(Photo by Justin Tallis, AFP/Getty Images)
Let’s all agree that Facebook has become more than just a website that’s able to connect with your old college buddies and sending out requests for Candy Crush. It’s now an entity that connects people all over the world, with over 1.71 billion users worldwide with even an academy award winning movie made about the founders to boot.
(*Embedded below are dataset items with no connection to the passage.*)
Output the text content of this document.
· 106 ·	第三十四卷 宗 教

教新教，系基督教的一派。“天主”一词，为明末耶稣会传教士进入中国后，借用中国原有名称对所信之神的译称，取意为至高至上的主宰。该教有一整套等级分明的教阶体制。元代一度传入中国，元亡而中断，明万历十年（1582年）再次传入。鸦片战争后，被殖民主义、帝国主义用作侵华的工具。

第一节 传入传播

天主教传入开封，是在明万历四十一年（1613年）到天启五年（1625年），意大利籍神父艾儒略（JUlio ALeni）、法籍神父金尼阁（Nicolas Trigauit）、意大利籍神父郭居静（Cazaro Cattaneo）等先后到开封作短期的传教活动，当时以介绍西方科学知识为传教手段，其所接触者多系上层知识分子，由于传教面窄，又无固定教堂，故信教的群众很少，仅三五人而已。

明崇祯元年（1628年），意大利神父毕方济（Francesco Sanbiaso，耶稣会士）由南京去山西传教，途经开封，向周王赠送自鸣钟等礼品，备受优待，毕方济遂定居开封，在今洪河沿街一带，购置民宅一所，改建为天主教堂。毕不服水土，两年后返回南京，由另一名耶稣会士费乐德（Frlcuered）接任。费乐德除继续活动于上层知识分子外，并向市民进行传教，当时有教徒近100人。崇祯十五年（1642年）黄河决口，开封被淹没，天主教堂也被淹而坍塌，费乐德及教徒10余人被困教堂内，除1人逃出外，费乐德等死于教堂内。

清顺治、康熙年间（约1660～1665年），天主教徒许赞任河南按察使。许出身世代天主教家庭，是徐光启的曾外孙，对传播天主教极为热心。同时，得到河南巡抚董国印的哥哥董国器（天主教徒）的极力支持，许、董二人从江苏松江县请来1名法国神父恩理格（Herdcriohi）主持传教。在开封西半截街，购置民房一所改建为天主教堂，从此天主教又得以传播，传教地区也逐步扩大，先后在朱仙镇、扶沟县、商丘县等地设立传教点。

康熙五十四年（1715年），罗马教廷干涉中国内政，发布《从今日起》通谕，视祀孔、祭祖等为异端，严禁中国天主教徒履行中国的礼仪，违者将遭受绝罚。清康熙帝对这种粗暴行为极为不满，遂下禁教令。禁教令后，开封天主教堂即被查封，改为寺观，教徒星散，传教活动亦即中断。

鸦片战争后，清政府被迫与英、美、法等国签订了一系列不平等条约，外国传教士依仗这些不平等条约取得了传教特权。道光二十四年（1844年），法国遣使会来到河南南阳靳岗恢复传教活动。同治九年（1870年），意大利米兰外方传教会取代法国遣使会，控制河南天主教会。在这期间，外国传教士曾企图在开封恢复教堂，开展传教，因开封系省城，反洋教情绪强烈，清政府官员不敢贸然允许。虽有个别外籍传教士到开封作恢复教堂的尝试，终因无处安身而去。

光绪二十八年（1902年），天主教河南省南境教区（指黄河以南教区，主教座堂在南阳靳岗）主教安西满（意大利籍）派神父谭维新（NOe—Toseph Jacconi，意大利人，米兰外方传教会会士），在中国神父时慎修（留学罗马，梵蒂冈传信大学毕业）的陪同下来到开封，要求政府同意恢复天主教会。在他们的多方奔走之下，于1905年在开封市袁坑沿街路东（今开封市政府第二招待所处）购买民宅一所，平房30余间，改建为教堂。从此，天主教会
So it should be no surprise that Facebook is one of the best ways to advertise your brand and business to all those users.
Especially with a plethora of data from all those accounts, it seems easy for advertisers to be able to find their target market pretty quickly, and recently it seems that it might just be a little easier.
It’s discovered that there is now a feature in the settings called “Custom Audiences,” where the administrator of the account, is able to exclude users of certain racial and ethnic groups from their ads.
As found by Propublica, they pointed out that the Fair Housing Act of 1968 states that it is illegal “to make print, or publish, or cause to be made, printed, or published any notice, statement, or advertisement, with respect to the sale or rental of a dwelling that indicates any preference, limitation, or discrimination based on race, color, religion, sex, handicap, familial status, or national origin.” Violators of that act tend to get pretty hefty fines up to tens of thousands of dollars.
Despite the extremely controversial mindset aside, according to The Christian Science Monitor, “While critics call the targeting tool racist, the use of ethnicity in targeted advertising is typical for internet companies, particularly social media behemoths such as Facebook which have a huge vault of data about users’ demographics, location and preferences.” Which seems like a fairly neutral statement to have since it is true that advertisers for decades now have made ads that are targeted towards certain ethnic groups but have never formally said so.
If you ask me, I don’t agree that it’s the best way to grab your target market even more specifically, I think the person’s taste in media, brands and jobs already speak for themselves.